StyleTTS2: A Quest To Improve Zero-Shot Performance

Audio Mar 27, 2024

Introduction

Text-to-speech (TTS) technology is an ever-improving field, with every year seeing new and impressive improvements in naturalness and quality. StyleTTS2, debuting in the paper “StyleTTS 2: Towards Human-Level Text-to-Speech through Style Diffusion and Adversarial Training with Large Speech Language Models” marks a significant advancement in TTS technology, introducing an architecture that allows for efficient, yet natural TTS inference.

With StyleTTS2, users can provide a short 5-10 second reference voice, and the model will generate audio that remarkably captures the speaker's timbre, prosody, and pronunciation. Remarkably, this is achieved with a memory footprint of just 2GB of VRAM inferencing in around 2-3 seconds on an RTX 3050M, positioning StyleTTS2 as a promising option for use within the open-source community, or in situations where GPU computing is limited.
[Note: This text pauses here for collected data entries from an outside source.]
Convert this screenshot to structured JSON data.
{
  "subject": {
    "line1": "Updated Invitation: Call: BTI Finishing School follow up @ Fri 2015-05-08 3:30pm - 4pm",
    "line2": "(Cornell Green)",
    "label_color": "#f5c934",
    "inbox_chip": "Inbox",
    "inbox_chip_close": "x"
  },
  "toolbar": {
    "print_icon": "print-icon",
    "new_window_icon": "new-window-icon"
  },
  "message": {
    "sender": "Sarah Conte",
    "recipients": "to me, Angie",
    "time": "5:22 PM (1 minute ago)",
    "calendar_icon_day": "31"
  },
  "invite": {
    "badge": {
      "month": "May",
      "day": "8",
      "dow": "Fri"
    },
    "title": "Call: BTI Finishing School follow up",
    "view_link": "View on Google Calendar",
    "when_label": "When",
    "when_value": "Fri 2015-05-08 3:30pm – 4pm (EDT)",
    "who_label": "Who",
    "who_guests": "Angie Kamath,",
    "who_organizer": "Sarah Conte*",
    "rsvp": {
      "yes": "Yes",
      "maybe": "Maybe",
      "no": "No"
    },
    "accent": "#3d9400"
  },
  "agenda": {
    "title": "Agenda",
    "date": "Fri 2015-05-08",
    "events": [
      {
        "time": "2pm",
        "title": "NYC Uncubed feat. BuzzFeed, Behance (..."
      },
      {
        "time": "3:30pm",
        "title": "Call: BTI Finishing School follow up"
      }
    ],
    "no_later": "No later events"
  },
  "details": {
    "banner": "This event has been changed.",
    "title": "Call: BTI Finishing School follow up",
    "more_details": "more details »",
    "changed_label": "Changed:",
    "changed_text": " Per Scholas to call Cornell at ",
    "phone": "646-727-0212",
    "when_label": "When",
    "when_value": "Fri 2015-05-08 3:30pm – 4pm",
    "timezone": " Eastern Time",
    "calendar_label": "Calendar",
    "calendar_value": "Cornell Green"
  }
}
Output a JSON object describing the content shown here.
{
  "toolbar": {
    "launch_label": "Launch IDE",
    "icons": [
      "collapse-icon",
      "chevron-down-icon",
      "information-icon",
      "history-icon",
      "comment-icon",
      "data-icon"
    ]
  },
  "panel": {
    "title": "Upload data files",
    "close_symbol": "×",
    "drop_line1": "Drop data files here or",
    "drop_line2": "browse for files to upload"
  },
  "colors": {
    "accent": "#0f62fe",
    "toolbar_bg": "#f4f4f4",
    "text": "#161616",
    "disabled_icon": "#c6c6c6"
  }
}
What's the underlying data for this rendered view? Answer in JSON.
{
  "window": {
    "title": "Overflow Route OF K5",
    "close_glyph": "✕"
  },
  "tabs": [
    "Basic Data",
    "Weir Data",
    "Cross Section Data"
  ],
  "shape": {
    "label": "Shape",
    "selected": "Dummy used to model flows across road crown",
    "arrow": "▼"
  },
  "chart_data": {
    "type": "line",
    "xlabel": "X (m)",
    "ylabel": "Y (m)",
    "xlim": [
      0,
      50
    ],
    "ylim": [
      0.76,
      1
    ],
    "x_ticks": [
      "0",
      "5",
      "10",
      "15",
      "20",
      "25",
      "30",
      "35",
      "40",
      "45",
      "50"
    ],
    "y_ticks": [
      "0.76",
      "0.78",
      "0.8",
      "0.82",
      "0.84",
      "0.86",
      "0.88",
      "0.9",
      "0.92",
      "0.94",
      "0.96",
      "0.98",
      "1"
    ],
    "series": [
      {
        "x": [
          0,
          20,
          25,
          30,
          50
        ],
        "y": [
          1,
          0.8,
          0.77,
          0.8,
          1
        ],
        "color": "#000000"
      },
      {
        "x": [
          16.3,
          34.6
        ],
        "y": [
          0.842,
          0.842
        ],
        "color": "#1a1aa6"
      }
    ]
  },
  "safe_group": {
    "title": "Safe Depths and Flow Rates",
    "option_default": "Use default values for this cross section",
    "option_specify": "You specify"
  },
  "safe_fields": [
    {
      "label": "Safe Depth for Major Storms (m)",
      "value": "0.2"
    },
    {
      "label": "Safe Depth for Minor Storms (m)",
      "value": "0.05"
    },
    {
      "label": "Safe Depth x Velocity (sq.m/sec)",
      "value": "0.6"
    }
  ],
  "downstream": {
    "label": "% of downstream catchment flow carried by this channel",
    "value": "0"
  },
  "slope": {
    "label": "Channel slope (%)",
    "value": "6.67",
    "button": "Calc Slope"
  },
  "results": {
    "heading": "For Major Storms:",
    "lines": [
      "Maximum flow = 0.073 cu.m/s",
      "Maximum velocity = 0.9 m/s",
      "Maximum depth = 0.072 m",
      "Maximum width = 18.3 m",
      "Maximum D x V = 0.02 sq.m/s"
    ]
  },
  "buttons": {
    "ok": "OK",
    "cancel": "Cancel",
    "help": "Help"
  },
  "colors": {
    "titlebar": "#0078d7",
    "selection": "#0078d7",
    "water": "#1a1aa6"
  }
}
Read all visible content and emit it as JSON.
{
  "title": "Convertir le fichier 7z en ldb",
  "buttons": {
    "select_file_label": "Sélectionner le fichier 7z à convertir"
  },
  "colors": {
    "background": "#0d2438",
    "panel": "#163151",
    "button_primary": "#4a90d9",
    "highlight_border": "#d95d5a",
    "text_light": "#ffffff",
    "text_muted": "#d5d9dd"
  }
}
In this blog we'll discuss our experiences in finetuning StyleTTS2 to achieve a model with impressive zero-shot performance. We will discuss the challenges we faced, how we overcame them, our dataset processing pipeline and catastrophic model errors, which may appear in other finetunes of StyleTTS2 or any other large AI model.

StyleTTS 2 on DagsHub

Dataset Curation

Dataset Curation is particularly important in the StyleTTS2 model, as the wider the variety in voices (and the more voices you have), the better its 0-shot capabilities become. Despite this, StyleTTS2 is a rather robust model, able to be finetuned on only 30 minutes of audio on a single speaker to get a decent replica, with 4 hours of data achieving near perfection!

We utilized a diverse array of multi-speaker English TTS datasets in our training pipeline, comprising LibriSpeech-R-100, VCTK, and a quality curated version of the AniSpeech dataset by ShoukanLabs. This amalgamated data underwent conversion into a compatible format for use with the StyleTTS2 trainer. Leveraging DagsHub, our dataset was efficiently uploaded and stored, facilitating convenient accessibility across multiple cloud-based platforms. DagsHub also allowed for easy versioning of our dataset via DVC, so if a specific file or transcription was broken we were easily able to correct it.

See the dataset in DagsHub

Whilst the AniSpeech dataset features a wide range of expressiveness and unique speakers, it suffers largely from low quality data due to it's largely automated pipeline (around 90% automated). Whilst we got decent results using the original AniSpeech dataset it became very evident that the dataset in it's current state had to be cleaned to ensure a high quality model. We employed the use of WVMOS, a finetuned wav2vec2.0 model designed to predict the Mean Opinion Score (MOS), a human judged opinionated measure of quality, of audio.

We leveraged this model to predict the MOS scores of the AniSpeech dataset using the following code:

import os
from wvmos import get_wvmos
from tqdm import tqdm

model = get_wvmos(cuda=True)

wavstxt = input("Input wavs.txt: ").replace('"', "")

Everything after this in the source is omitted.